ESSAY: Self portrait at being crowned the father of Australian drawing with 25 flies 1983
In this large-scale self-portrait, Dale Frank embodies aspects of his early performance work, its scale and medium capturing the immediacy and gestural movement of that work. An artist specifically interested in exploring the interior of the self and the relationship between the subconscious and conscious worlds, Frank's drawings seem to occupy a position that conflates the boundaries between self and other, interior and exterior, subconscious and conscious.
Although Frank employs elements of the Surrealist's vocabulary — the repeated eye motif, biomorphic forms and an almost unconscious rendering of the image — his drawings are not an overt illustration of the juxtaposition of rational and irrational thought. They are, however, similarly immersed in the search for self-knowledge that entails traveling into unknown territory.

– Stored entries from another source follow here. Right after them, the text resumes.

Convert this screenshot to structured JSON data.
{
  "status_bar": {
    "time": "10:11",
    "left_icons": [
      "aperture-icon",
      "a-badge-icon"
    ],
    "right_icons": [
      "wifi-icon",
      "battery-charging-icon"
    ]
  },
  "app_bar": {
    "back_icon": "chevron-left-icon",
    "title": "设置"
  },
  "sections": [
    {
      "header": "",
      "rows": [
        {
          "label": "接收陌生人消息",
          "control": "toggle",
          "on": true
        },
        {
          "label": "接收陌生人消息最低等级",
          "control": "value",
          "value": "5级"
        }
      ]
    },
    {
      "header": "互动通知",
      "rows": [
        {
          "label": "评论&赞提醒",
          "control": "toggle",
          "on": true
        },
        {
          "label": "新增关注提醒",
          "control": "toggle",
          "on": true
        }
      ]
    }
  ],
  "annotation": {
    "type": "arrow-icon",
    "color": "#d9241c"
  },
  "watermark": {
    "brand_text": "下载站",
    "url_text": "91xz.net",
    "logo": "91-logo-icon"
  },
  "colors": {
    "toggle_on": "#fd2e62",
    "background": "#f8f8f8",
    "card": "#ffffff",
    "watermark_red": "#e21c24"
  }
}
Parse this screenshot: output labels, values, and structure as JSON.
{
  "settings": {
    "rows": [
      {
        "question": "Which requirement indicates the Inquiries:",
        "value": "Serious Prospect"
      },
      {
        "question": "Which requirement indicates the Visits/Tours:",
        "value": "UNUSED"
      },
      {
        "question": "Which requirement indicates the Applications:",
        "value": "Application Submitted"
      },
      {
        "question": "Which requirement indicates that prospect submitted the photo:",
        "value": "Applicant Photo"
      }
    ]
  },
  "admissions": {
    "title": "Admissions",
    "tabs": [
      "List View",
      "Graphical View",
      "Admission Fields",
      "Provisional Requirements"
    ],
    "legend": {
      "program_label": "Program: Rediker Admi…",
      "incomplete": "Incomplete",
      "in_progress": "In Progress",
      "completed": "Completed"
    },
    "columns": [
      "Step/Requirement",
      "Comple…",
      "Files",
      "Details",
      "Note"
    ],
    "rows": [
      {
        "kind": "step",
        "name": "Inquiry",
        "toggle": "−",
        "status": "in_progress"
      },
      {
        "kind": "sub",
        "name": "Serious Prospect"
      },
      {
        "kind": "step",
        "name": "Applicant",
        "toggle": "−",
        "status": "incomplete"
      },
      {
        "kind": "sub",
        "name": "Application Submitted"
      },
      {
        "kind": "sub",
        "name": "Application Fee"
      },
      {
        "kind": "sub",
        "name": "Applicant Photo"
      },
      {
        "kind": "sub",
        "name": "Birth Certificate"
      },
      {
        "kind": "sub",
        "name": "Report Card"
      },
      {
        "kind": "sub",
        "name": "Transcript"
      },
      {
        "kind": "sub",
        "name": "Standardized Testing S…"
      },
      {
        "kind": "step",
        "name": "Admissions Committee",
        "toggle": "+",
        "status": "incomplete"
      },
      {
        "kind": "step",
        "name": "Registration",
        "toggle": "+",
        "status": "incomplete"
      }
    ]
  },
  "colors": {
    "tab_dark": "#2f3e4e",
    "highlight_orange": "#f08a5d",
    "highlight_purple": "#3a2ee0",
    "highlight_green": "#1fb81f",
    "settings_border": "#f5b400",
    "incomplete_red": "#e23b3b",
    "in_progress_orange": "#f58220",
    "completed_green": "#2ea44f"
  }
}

The obsessively rich surfaces and mazes of lines in this work can be seen as metaphorical equivalents of the artist's complex and multi-layered personality. These finely traced lines, which expand and contract like magnetic fields, bear the evidence of a struggle to give shape to an idea. The obsessive fascination with filling the entire field is a convention that links this work to some symbolist art (e.g. the sky in Van Gogh's landscapes or the sinuous curves in Jan Toorop's work), but unlike these artists, Frank rejects the possibility of mimesis as a means to indicate his interior states. Something deeper than surface reality is represented in Self portrait at being crowned the father of Australian drawing with 25 flies: inner tensions and searching are made exterior and embodied in the densely inscribed 'skin' or surface of the drawing.